Free speech at SPU isn’t the issue

Spencer Raymond, Guest Writer

Illustration by Micky Flores-Nieves

The topic of free speech at Seattle Pacific University and on college campuses across the country has recently become a topic of much contention.

Organizations like Turning Point USA and the Foundation for Individual Rights in Education make the claim that free speech is under attack and that Conservative political and cultural ideals are being forced out in favor of political correctness. Former President Donald Trump even signed an executive order in 2019 that demanded publicly funded universities extend the freedom of speech to everyone on campus.

But is free speech even being threatened at all, or are people just afraid of accepting the consequences of their actions?

The idea of free speech in America comes from the First Amendment, which prohibits the government and public institutions from denying people the right to express their beliefs. Simply put, people are allowed to believe and say whatever they want, so long as their words don’t incite harm to others (Chaplinsky v. New Hampshire).

This is a very important right that we have in this country, but it is often misunderstood.

While any individual can publicly say anything, so long as it doesn’t cause harm to other people, the public can say whatever they want in response. In that situation, the public is not violating the individual’s free speech at all; they are simply expressing their own free speech.

An argument could be made that the freedom of speech is being violated at SPU if, and only if, the Board of Trustees declared that certain ideas or ideologies were not allowed to be expressed on campus. This hasn’t happened, though, and there are no signs of that ever changing.

So, what even is happening, and why is SPU having this conversation?

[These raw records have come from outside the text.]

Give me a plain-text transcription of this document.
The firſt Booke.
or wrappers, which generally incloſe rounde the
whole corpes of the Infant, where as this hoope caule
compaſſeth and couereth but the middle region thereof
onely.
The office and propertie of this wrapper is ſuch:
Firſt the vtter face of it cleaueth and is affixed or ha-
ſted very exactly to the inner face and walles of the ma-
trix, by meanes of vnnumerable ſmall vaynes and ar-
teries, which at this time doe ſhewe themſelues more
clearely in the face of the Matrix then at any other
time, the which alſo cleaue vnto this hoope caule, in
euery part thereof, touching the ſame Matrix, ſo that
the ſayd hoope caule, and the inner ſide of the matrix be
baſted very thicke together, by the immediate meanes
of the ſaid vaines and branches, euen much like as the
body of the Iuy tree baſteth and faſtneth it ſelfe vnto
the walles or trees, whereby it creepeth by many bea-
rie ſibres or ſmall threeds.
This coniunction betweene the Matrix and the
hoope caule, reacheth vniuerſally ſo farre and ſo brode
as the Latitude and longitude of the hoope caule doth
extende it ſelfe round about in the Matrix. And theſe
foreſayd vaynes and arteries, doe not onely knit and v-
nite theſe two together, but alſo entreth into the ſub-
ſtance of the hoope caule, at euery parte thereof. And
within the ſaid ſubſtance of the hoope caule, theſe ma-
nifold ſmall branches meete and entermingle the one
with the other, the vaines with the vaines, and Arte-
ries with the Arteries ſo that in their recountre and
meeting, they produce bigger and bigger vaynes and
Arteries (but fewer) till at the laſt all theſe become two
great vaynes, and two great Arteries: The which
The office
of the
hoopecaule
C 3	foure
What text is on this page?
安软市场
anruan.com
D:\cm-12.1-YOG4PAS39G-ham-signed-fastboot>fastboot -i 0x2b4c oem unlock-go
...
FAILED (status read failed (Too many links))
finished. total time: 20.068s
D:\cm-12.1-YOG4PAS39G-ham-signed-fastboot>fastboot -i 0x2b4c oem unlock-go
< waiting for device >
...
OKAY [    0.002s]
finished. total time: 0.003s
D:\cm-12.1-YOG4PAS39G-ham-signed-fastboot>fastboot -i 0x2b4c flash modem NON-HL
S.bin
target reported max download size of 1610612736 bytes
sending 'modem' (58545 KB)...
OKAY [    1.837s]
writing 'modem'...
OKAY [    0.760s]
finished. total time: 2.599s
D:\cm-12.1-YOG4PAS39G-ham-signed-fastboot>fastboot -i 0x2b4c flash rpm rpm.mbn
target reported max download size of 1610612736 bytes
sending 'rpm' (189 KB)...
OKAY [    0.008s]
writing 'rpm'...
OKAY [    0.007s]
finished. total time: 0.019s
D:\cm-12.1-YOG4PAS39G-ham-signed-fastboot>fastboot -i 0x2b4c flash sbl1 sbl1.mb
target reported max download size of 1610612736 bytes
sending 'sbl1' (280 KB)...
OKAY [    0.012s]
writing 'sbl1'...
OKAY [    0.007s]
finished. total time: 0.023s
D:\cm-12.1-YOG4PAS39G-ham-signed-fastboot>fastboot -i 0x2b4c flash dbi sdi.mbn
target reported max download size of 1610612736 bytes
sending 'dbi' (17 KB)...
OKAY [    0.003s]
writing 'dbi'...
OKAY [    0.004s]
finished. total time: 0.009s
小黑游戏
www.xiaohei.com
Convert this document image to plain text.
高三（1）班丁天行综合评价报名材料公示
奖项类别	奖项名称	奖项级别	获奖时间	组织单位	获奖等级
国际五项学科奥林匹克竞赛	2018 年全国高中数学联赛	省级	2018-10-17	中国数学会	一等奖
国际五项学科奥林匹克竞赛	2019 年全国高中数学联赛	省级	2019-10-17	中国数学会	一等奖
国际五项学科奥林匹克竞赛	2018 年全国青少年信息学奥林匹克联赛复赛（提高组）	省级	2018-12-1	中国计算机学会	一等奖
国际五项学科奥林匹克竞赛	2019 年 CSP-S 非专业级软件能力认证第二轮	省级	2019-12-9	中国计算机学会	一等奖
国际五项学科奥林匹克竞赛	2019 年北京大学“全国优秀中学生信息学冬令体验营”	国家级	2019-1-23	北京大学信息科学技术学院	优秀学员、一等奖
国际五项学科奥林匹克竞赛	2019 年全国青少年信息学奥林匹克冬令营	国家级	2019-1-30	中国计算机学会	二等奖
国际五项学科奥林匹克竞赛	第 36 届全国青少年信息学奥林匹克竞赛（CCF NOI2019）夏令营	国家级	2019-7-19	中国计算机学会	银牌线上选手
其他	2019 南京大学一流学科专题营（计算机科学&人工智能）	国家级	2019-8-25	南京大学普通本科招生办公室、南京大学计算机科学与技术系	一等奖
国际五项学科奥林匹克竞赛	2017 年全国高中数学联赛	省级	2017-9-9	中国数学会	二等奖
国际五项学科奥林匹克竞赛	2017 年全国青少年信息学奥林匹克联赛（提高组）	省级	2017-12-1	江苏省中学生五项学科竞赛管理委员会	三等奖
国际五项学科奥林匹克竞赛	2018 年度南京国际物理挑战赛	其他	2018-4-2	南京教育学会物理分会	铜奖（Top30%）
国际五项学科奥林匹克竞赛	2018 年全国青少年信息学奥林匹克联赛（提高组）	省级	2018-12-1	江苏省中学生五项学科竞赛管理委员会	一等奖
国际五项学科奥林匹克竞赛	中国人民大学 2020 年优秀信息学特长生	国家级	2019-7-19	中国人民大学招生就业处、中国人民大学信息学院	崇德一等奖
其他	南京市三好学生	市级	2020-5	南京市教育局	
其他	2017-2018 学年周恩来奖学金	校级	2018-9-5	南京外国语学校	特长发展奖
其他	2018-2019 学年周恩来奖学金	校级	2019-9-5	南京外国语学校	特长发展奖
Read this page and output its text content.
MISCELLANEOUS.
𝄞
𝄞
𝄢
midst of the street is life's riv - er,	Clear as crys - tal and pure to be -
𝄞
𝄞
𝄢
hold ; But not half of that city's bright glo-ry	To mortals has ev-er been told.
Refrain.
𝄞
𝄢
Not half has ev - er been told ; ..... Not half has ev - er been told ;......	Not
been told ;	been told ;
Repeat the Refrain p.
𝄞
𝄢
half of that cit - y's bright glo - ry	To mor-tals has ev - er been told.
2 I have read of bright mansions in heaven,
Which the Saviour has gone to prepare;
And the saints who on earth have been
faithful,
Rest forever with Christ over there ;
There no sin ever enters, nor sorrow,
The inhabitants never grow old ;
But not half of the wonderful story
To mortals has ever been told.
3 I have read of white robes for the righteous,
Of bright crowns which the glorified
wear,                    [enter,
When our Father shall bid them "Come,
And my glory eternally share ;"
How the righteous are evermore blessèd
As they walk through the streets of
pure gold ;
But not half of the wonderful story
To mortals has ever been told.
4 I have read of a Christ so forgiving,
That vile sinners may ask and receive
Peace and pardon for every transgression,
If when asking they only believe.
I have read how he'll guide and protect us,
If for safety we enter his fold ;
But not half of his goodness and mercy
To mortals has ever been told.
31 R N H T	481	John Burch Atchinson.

In his recent article for The Falcon, alumni Carl Cederborg makes the claim that students who are accused of “any myriad of so-called ‘phobias’” are being ostracized and people are no longer putting politics aside to agree to disagree. This apparently is a sign that free speech on campus is in a “perilous state.”

I struggle to see how this ostracization for holding homophobic, Islamophobic, or transphobic ideas (which Cederborg brings up as examples) is even a problem, much less a sign of declining free speech. If most students at SPU are refusing to accept discriminatory ideas and are ostracizing those who hold them, then they’re just expressing their own right to free speech, not violating anyone else’s.

No one at SPU is being censored (as evidenced by the article in question), and last year’s decision by the Board of Trustees to keep their homophobic hiring policy proves that the people in power at this school certainly aren’t going to stop or punish anyone who is accused of or holds homophobic beliefs. So, it must be asked, in what way is your free speech even being threatened?

The problem here seems to be that free speech at SPU isn’t being threatened at all, but rather people’s actions now have consequences. This seems to be upsetting for those who refuse to reflect on the ways in which their beliefs and words can harm others. Hateful beliefs inspire hateful actions, and those that would be harmed by those actions have every right to refuse to associate with it.

Even if Cederborg was correct about the “perilous state of free speech” at SPU, students shouldn’t have to interact and associate with hateful ideas, especially ideas that are hateful to them specifically. A person’s sexual, religious, and gender identity is an immensely important part of who they are and refusing to associate with these “so-called phobias” is how identities that aren’t either straight, cisgender, or Christian will become accepted and part of everyday life. This hardly seems like a problem.

There are still many healthy political discussions and disagreements at SPU, but if your politics amount to not accepting another person for who they are, why should anyone else have to abide by that? The only eggshells that “folks right-of-center” have to walk on deal only with the question of being an accepting and humane person. No one is being ostracized for wanting taxes to be lower or for preferring less government control.

People’s identities aren’t politics.